15

Consider https://stackoverflow.com/questions/tagged/openshift. To me, this reads like someone's marketing dept wrote it. Does it bother anyone else? If so, what's the appropriate response?

15
  • I'd get rid of the advertisement part. Of course, if its a sponsored tag, I don't believe there is much we can do Dec 19, 2014 at 1:10
  • Looking at the edit history, the author of the edit that added the advertisement is a Red Hat employee.
    – Louis
    Dec 19, 2014 at 1:20
  • 1
    I swapped the excerpt and the body. Other than that, I don't see a problem, other than it's unusually cheerful. Sheesh, those marketing types; don't they know anything? Dec 19, 2014 at 3:04
  • 12
    @Louis: What really bothers me is that the edit description "Updating to make it shorter and more to the point" is an outright lie. An edit that doubles the length of a wiki excerpt does not "make it shorter". Full stop.
    – Ben Voigt
    Dec 19, 2014 at 3:23
  • 8
    IMO the "[...] so that you can focus on writing code for your business, startup, or next big idea" part is noise and should be edited out. That has nothing to do with explaining what the tag is about and could in fact be added to most other tag wikis, e.g. "Python is a general-purpose, high-level programming language that is designed to emphasize usability, so that you can focus on [etc]". It does not add any value to the description.
    – l4mpi
    Dec 19, 2014 at 8:28
  • @BenVoigt IMO the three users who approved the edit should have a review ban: stackoverflow.com/review/suggested-edits/5858495, they obviously never read the edit summary as its an outright lie.
    – AStopher
    Dec 19, 2014 at 12:50
  • 2
    @cybermonkey: Nah, the edit summary is not what they are reviewing, the edit is. Reviewers are supposed to look at the summary if they consider the edit questionable, since knowing the post author agreed with the edit in the comments can make all the difference... but if they can review without the summary, that's just more focus on what really matters.
    – Ben Voigt
    Dec 19, 2014 at 15:15
  • 1
    @BenVoigt The excerpt was lengthened, but the wiki proper was significantly shortened.

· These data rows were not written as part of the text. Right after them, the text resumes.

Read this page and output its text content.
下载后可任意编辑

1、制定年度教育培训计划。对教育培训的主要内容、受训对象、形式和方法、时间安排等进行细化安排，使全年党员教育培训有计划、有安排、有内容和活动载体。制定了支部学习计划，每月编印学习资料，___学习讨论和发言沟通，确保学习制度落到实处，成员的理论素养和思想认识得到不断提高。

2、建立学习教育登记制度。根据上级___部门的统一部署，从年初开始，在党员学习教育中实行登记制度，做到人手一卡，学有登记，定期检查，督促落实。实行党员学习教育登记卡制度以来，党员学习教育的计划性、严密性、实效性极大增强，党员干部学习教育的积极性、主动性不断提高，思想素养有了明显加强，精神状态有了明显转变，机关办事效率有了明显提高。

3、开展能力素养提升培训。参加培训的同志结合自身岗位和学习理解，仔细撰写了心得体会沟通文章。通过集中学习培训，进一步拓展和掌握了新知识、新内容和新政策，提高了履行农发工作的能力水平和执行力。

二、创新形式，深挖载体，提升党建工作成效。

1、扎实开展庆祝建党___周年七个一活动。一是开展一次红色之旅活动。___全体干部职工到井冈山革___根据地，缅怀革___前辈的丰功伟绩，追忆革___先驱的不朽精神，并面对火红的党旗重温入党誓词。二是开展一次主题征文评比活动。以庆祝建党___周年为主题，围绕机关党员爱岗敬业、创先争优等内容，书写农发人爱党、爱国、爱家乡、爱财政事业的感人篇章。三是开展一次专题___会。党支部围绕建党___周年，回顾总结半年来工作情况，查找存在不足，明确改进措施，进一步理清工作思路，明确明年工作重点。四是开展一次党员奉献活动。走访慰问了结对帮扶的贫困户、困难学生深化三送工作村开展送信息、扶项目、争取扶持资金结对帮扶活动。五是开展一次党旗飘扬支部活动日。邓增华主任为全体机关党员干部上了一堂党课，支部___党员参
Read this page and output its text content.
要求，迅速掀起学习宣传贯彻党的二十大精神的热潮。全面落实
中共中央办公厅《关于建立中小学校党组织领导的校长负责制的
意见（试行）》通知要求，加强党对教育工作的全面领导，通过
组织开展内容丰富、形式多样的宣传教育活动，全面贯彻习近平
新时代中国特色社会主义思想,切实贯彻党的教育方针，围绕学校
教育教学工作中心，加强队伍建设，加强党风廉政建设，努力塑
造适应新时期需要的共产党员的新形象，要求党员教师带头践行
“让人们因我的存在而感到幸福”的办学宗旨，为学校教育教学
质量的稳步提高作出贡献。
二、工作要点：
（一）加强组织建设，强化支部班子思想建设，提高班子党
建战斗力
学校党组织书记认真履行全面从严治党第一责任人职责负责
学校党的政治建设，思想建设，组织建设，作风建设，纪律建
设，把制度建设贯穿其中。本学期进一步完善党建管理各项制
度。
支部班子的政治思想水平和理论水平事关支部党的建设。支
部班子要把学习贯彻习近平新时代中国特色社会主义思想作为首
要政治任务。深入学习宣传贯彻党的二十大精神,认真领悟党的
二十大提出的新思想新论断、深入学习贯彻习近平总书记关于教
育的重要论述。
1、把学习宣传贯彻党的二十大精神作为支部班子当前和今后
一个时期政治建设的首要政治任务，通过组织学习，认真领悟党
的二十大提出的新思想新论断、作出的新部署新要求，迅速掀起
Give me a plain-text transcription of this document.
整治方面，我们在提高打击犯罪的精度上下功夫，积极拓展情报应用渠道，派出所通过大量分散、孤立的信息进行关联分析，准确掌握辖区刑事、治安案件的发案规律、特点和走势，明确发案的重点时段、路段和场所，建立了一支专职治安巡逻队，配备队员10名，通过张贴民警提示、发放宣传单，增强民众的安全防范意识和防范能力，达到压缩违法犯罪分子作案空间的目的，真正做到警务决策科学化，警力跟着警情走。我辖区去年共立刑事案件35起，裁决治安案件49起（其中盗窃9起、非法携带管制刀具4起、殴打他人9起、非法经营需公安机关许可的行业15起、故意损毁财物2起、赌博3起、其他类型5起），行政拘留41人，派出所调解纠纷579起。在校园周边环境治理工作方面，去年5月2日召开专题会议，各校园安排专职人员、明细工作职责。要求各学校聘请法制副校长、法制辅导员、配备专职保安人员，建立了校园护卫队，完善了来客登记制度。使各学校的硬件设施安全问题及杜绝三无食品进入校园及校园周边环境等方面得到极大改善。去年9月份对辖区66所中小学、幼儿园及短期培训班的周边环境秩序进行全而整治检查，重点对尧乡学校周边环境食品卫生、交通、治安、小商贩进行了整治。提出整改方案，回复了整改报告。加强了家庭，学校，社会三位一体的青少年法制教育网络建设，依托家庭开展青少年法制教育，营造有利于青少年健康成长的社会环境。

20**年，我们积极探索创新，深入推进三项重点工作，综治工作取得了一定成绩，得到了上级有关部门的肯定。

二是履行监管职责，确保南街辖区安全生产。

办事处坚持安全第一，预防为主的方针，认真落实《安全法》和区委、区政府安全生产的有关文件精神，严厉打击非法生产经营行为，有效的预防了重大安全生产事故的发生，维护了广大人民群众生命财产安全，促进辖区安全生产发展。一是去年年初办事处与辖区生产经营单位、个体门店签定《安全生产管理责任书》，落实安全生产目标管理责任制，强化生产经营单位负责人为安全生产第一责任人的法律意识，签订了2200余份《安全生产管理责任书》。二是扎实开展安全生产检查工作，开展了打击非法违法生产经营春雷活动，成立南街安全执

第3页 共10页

From the timing, my bet is that both edits were done at the same time with the summary referring to the wiki not the excerpt.
    – numaroth
    Dec 19, 2014 at 20:05
  • 1
    @numaroth Is correct. The system lets you edit both the wiki excerpt and body in a single action (with a single message), but shows the excerpt and body changes to reviewers separately (with the same message). This is a matter of confusing system design, not misconduct by the editor or reviewers.
    – nobody
    Dec 19, 2014 at 20:56
  • @BenVoigt It looks to me like the "shorter and more to the point" edit actually did shorten it. Am I missing something?
    – wchargin
    Dec 20, 2014 at 21:41
  • @WChargin: Yes, we're looking at this. numaroth already pointed out that the edit summary shows without the entire edit, so the "outright lie" is the fault of the system.
    – Ben Voigt
    Dec 20, 2014 at 23:17
  • @BenVoigt Ah! You're right. Sorry, missed that comment.
    – wchargin
    Dec 21, 2014 at 1:05
  • The tag wiki's for XPath and XSLT have also recently been updated to include references to training courses that are paid for, added by the author of those courses. This strikes me as inappropriate, but I'm not sure what the official position on cases like this is. Again, the XPath one includes a reference to the same user's tool, that reads like marketing info.
    – Flynn1179
    Jan 5, 2015 at 14:29
  • @Flynn1179 flag, please.
    – bmargulies
    Jan 5, 2015 at 16:27
  • How? There's no 'flag' button/link on tag wikis.
    – Flynn1179
    Jan 6, 2015 at 9:37

2 Answers 2

6

Looking at that tag wiki, the appropriate response is to edit (out) the offending parts, leaving it more neutral.

0

I don't see any issues with this example. Although it sounds like an excerpt from their website, it is fairly short and descriptive.

If it were full of "Buy Now!" links or other commercial content, just edit it out.